NAZARETH - Die wilden Siebziger gehen weiter

16.07.2019 | 22:46

Auch die zweite Wiederveröffentlichungswelle aus dem Hause BMG hat es in sich!

Nachdem Kollege Peter den ersten illustren Schwung an neu aufgelegten NAZARETH-Alben von 1973 bis 1978 besprochen hat (hier), kümmern wir uns – wie könnte es anders sein – auch um den zweiten. Und auch hier fällt gleich der Tatendrang auf, mit dem die Schotten speziell in den 1970er und 80er Jahren agierten. Wir wagen einen Blick auf die als Vinyl neu aufgelegten Versionen des gleichnamigen Debüts (1971), "Exercise" (1972), "Close Enough For Rock'n'Roll" (1976), "Play'n The Game" (1976), "Malice In Wonderland" (1980) sowie "The Fool Circle" (1981). Auch diesmal wurden Artwork und Sound sämtlicher Re-Releases überarbeitet und selbige mit farbigem Vinyl versehen.

"Nazareth"

NAZARETH war zu Beginn der 1970er Jahre das beste Beispiel dafür, dass Erfolg durch harte und konsequente Arbeit erreicht werden kann. Vor der Veröffentlichung des gleichnamigen Debüts tourten die Schotten zunächst zwei Jahre durch Europa, ehe 1971 etwas veröffentlicht wurde. 'Witchdoctor' leitet "Nazareth" hart rockig ein, ehe 'Red Light Lady' und zum Abschluss das außerordentliche 'The King Is Dead' inklusive Streichern, Chor und Synthies zum Höhepunkt des Debüts mutieren. Doch auch der Doom-Rocker 'Fat Man' sorgt dafür, dass "Nazareth" zum guten Debüt, jedoch noch ohne Chartplatzierungen wurde.

"Exercise"

Diese gab es auch mit dem Zweitwerk "Exercise" noch nicht, das 1972 nur acht Monate später veröffentlicht wurde. Und die stilistische Vielfalt des Debüts zieht sich auch durch "Exercise", was man speziell am orchestralen Sound samt Syntheziser und Streichinstrumenten merkt. Dass jedoch auch der Hardrock nicht zu kurz kommt, dafür sorgt beispielsweise 'Woke Up This Mourning'. Und für gewisse Aha-Momente sind noch immer der Dudelsack-Einsatz von 'Madeleine' sowie das experimentelle 'Called Her Name' geeignete Anlaufstellen. Was folgte, war eine außerhalb Schottlands stattfindende Tour mit ATOMIC ROOSTER und RORY GALLAGHER, was sicherlich auch dafür sorgte, dass "Razamanaz" erste Charterfolge für NAZARETH einheimsen konnte.

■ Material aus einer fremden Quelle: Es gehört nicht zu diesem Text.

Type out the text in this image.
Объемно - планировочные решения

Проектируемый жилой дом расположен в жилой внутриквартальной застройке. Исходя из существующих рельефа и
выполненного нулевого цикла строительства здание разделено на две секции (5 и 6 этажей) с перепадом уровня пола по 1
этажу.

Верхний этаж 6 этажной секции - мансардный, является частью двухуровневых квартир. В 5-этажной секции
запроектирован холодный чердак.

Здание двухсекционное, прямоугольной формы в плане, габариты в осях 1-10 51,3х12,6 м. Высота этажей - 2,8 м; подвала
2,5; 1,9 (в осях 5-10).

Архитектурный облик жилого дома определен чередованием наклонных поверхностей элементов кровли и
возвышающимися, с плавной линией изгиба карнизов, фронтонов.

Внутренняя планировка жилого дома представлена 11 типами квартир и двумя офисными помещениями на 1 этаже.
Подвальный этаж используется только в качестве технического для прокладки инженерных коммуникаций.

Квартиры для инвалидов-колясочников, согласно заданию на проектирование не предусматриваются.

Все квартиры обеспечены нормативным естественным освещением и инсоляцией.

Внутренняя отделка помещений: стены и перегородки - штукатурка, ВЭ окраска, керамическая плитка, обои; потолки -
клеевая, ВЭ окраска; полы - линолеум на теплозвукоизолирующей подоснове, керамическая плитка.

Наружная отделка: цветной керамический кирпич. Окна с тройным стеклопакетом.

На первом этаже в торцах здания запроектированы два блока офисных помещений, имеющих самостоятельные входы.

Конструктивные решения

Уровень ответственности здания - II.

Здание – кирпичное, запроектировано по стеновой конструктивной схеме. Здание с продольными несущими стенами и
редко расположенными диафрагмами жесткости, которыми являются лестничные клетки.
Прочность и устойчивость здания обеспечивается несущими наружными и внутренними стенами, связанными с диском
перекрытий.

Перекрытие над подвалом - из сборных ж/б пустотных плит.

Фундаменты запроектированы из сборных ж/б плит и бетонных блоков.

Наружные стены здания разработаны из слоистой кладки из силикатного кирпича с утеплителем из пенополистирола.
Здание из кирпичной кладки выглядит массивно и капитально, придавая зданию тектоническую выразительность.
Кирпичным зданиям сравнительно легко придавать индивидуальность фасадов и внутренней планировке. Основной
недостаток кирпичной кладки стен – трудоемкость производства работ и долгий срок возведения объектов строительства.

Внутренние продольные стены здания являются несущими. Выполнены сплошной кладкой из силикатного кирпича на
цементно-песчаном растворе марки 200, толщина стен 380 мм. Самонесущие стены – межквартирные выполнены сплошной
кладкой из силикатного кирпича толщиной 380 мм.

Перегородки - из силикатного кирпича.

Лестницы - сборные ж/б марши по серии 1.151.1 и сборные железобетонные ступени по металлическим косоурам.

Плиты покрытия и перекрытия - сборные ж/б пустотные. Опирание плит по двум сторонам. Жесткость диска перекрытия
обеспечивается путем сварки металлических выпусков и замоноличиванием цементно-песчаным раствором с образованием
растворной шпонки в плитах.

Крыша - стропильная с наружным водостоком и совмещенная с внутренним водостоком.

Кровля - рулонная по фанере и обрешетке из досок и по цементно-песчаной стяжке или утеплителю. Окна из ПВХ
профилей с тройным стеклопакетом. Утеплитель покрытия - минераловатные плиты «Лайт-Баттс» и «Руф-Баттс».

"Close Enough For Rock'n'Roll"

Wir machen einen großen Sprung ins Jahr 1976. Im März wurde mit "Close Enough For Rock'n'Roll" ein Album veröffentlicht, dessen Song 'Telegram' auch noch Jahre später als Opener bei Konzerten genutzt wurde und bei Fans noch immer einen hohen Stellenwert hat. Mit 'Vancouver Shakedown' wurde auch prompt eine weitere Single veröffentlicht, doch an den aufkommenden Sleaze Rock der Schotten mussten sich Fans erst noch gewöhnen. Dennoch gibt es mit dem Country-Rocker 'Homesick Again' und 'Born Under The Wrong Sign' weitere Anspieltipps, die über all die Zeit nichts an ihrem Charme verloren haben.

"Play'n The Game"

Noch im selben Jahr kam "Play'n The Game" auf den Markt, das sich stilistisch kaum vom Vorgänger unterscheidet. Mit 'I Want To Do Everything For You' wird sogar ein Hauch von Blues verarbeitet, die Single-Auskopplung 'Born To Love' bietet grundauf ehrlichen Rock, für den NAZARETH eigentlich stets stand, und auch 'Flying' lässt einige Herzen schmelzen. Woran es lag, dass "Play'n The Game" keine Charterfolge verbuchen konnte, weiß ich leider nicht, denn fest steht, dass das zweite 1976er Werk mindestens genauso gut und facettenreich ist wie der im März erschienene Vorgänger.

"Malice In Wonderland"

Wieder etwas erfolgreicher wurde es dann 1980 dank "Malice In Wonderland" und einem poppig angehauchten Rockalbum, das mit 'Showdown At The Border' und der Ballade 'Heart's Grown Cold' auch sehr gute NAZARETH-Evergreens enthält. Der US-Markt nahm dies mit Kusshand auf. Doch auch bei genauerem Hinhören fallen das rockige 'Holiday' sowie der 'Turning A New Leaf'-Stampfer zum Abschluss sofort ins Ohr und sorgen auch dafür, dass 39 lange Jahre später die Platte noch immer mit frischen Ideen und der gewissen Spritzigkeit daherkommt. So ist "Malice In Wonderland" ein sehr gutes Beispiel dafür, dass NAZARETH nicht nur auf ein Album oder auf einen Song zu reduzieren ist, sondern eine Fülle von Klassikern enthält. Nicht nur "Malice In Wonderland" sorgte also dafür, dass die Schotten die Rock-Welt in den 1970er und 80er Jahren entscheidend mitprägten.

"The Fool Circle"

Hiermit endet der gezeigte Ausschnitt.